August 30, 2004
Since ISEA has been a theme not only in GTxA but in various lists, blogs, etc, I thought I’d add this. As noted by other drivers @ GTxA, the art and science distinction is still a discussion point even within a field developed from this assumption. I think that has more to do with the institutionalized spaces in which many ISEA participants work, and not an inherent difficulty in the topics or fields. But the important question is, how can this be addressed?
As Errki Huhtamo noted in his ISEA keynote on mobile technologies (with images thanks to Jill Walker), Carolyn Marvin’s words are appropriate when characterizing new media: ‘Media are not fixed objects: they have no natural edges. They are constructed…the history of media is no more or less than the history of its uses…’ Marvyn’s book, When Old Techologies Were New, has always been inspirational to me.

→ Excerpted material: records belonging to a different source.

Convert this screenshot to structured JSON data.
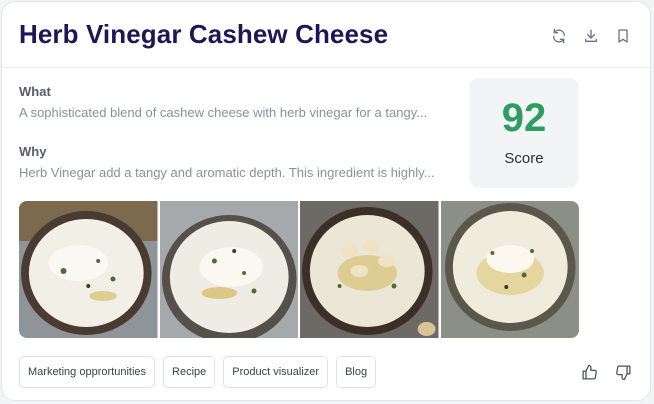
{
  "card": {
    "title": "Herb Vinegar Cashew Cheese",
    "what_label": "What",
    "what_text": "A sophisticated blend of cashew cheese with herb vinegar for a tangy...",
    "why_label": "Why",
    "why_text": "Herb Vinegar add a tangy and aromatic depth. This ingredient is highly...",
    "score_value": "92",
    "score_label": "Score"
  },
  "header_icons": [
    "refresh-icon",
    "download-icon",
    "bookmark-icon"
  ],
  "gallery": [
    "cashew-cheese-photo-1",
    "cashew-cheese-photo-2",
    "cashew-cheese-photo-3",
    "cashew-cheese-photo-4"
  ],
  "tags": [
    "Marketing opprortunities",
    "Recipe",
    "Product visualizer",
    "Blog"
  ],
  "feedback_icons": [
    "thumbs-up-icon",
    "thumbs-down-icon"
  ],
  "colors": {
    "title": "#1c1757",
    "score": "#2e9d60",
    "score_bg": "#f3f4f6"
  }
}
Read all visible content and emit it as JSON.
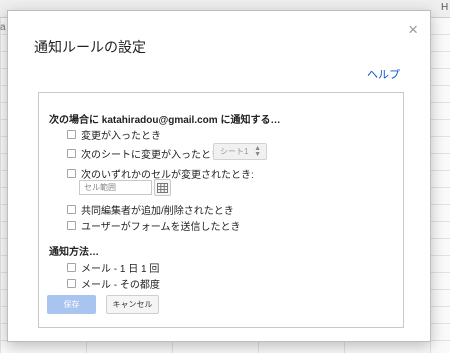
{
  "background": {
    "column_header_label": "H",
    "edge_char": "a"
  },
  "dialog": {
    "title": "通知ルールの設定",
    "close_label": "×",
    "help_label": "ヘルプ"
  },
  "when_section": {
    "heading": "次の場合に katahiradou@gmail.com に通知する…",
    "options": [
      {
        "label": "変更が入ったとき",
        "checked": false
      },
      {
        "label": "次のシートに変更が入ったとき:",
        "checked": false
      },
      {
        "label": "次のいずれかのセルが変更されたとき:",
        "checked": false
      },
      {
        "label": "共同編集者が追加/削除されたとき",
        "checked": false
      },
      {
        "label": "ユーザーがフォームを送信したとき",
        "checked": false
      }
    ],
    "sheet_select_value": "シート1",
    "range_placeholder": "セル範囲"
  },
  "method_section": {
    "heading": "通知方法…",
    "options": [
      {
        "label": "メール - 1 日 1 回",
        "checked": false
      },
      {
        "label": "メール - その都度",
        "checked": false
      }
    ]
  },
  "buttons": {
    "save": "保存",
    "cancel": "キャンセル"
  },
  "colors": {
    "link": "#1155cc",
    "save_disabled": "#a9c5ef"
  }
}
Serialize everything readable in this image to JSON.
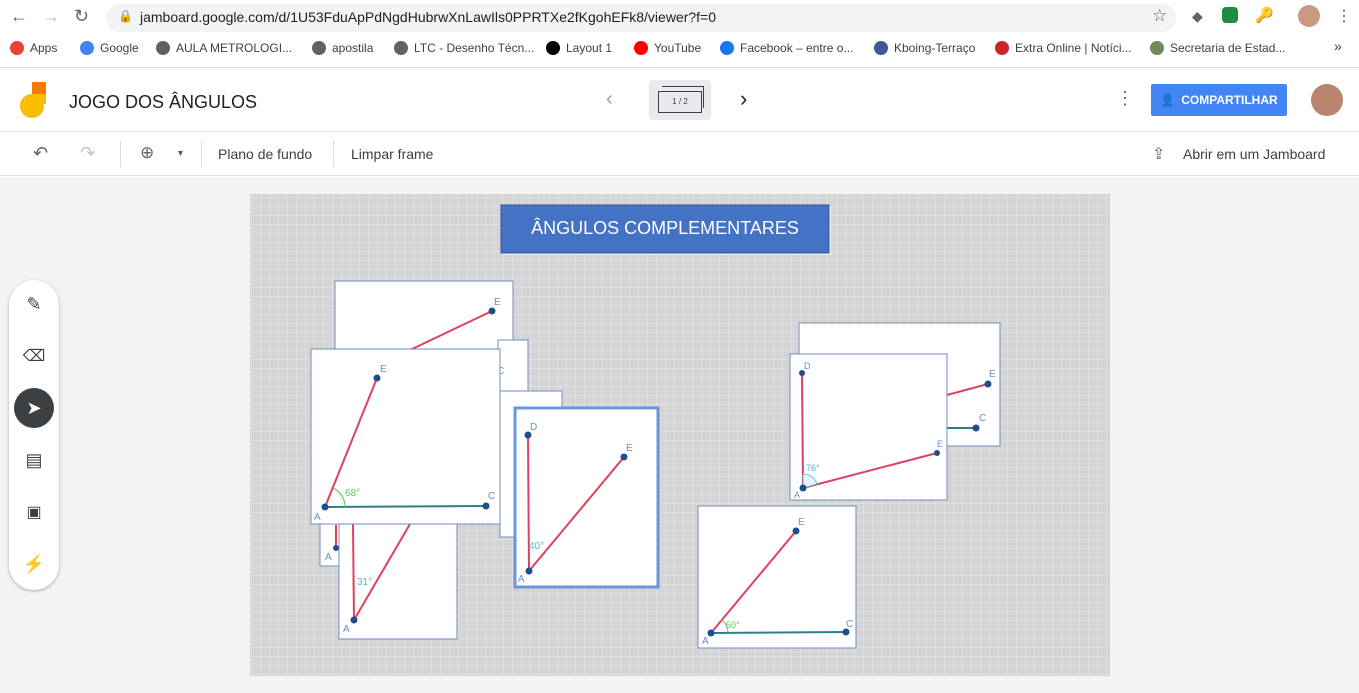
{
  "browser": {
    "url": "jamboard.google.com/d/1U53FduApPdNgdHubrwXnLawIls0PPRTXe2fKgohEFk8/viewer?f=0",
    "bookmarks": [
      {
        "label": "Apps",
        "icon": "apps-grid-icon",
        "color": "#ea4335"
      },
      {
        "label": "Google",
        "icon": "google-icon",
        "color": "#4285f4"
      },
      {
        "label": "AULA METROLOGI...",
        "icon": "globe-icon",
        "color": "#5f6368"
      },
      {
        "label": "apostila",
        "icon": "globe-icon",
        "color": "#5f6368"
      },
      {
        "label": "LTC - Desenho Técn...",
        "icon": "globe-icon",
        "color": "#5f6368"
      },
      {
        "label": "Layout 1",
        "icon": "m-icon",
        "color": "#000000"
      },
      {
        "label": "YouTube",
        "icon": "youtube-icon",
        "color": "#ff0000"
      },
      {
        "label": "Facebook – entre o...",
        "icon": "facebook-icon",
        "color": "#1877f2"
      },
      {
        "label": "Kboing-Terraço",
        "icon": "k-icon",
        "color": "#3b5998"
      },
      {
        "label": "Extra Online | Notíci...",
        "icon": "extra-icon",
        "color": "#c62828"
      },
      {
        "label": "Secretaria de Estad...",
        "icon": "seal-icon",
        "color": "#6d8b5a"
      }
    ],
    "more": "»"
  },
  "app": {
    "title": "JOGO DOS ÂNGULOS",
    "frame_indicator": "1 / 2",
    "share_label": "COMPARTILHAR",
    "accent": "#4285f4"
  },
  "toolbar": {
    "background": "Plano de fundo",
    "clear": "Limpar frame",
    "open": "Abrir em um Jamboard"
  },
  "board": {
    "title": "ÂNGULOS COMPLEMENTARES",
    "title_color": "#4472c4",
    "labels": {
      "E": "E",
      "C": "C",
      "A": "A",
      "D": "D"
    },
    "angles": {
      "a68": "68°",
      "a31": "31°",
      "a40": "40°",
      "a76": "76°",
      "a50": "50°"
    }
  }
}
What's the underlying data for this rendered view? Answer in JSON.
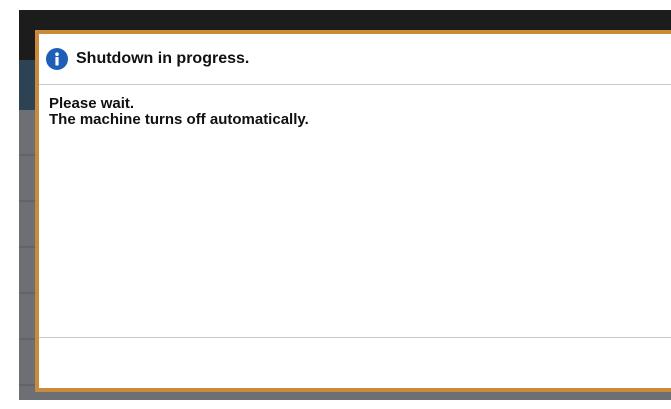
{
  "dialog": {
    "icon": "info-icon",
    "title": "Shutdown in progress.",
    "message_line1": "Please wait.",
    "message_line2": "The machine turns off automatically."
  },
  "colors": {
    "dialog_border": "#c98a3a",
    "info_icon": "#1d5fb8",
    "header_bar": "#2d4353",
    "background_dim": "#6d6f74"
  }
}
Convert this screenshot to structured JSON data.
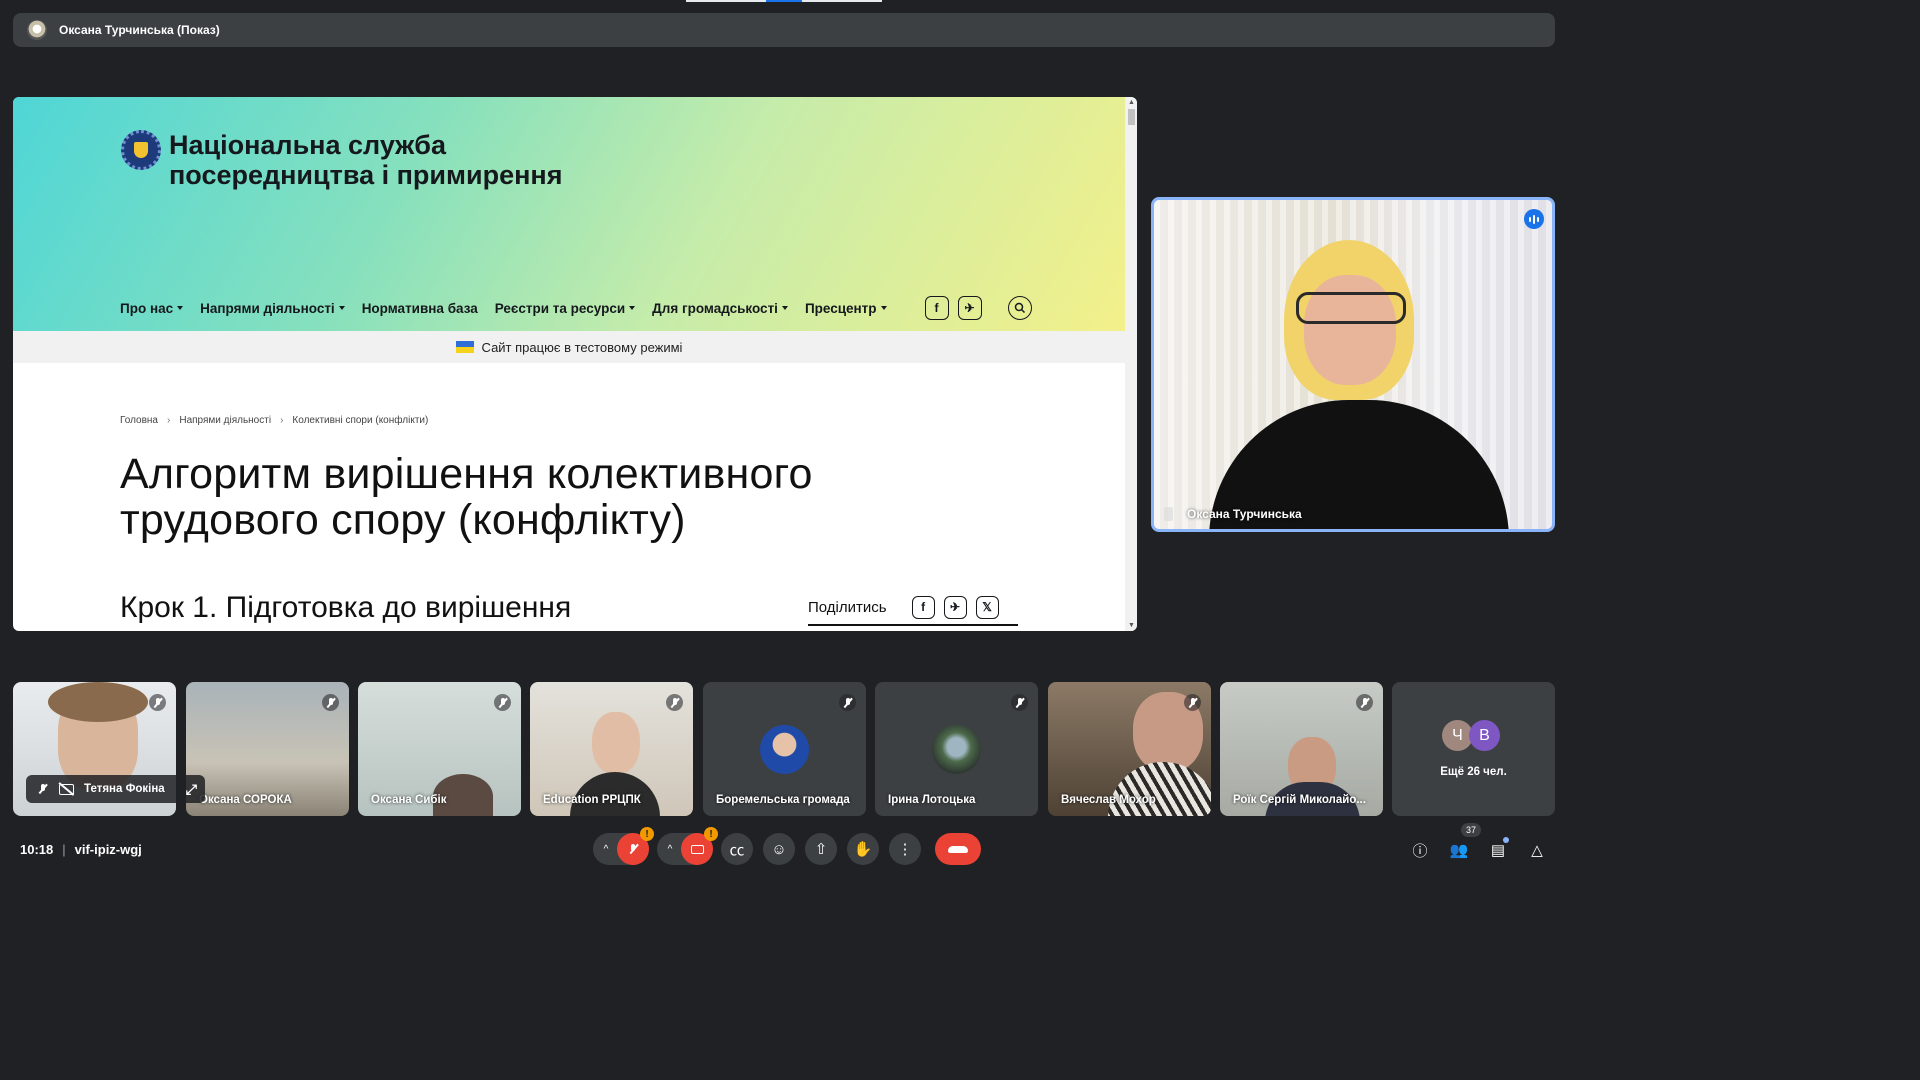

It seems as though looking at alternate histories of how we concoct these technologies in the first place is an important step in making sure we do not “fix” a medium characterized by its fluidity. All of us, especially teachers and lecturers in new media, must consciously avoid reinforcing a particular “accepted” history, but rather offer a multiplicity of histories of new media. These multiplicities could certainly include various art and design movements, in particular, fluxus and performance or everyday practices, or even alternate forms of experimental thinking such as sci fi. In the Rapunsel talk at ISEA on the “Cultural Softwares” panel, I noted that Yoko Ono’s “instruction paintings”, for example, might be a profound way to introduce instruction – based thinking to those not familiar with programming concepts. One could think of crossing disciplinary boundaries and remember the idealistic thinking of the Bauhaus participants rather than rely upon technology narratives alone. What do you think?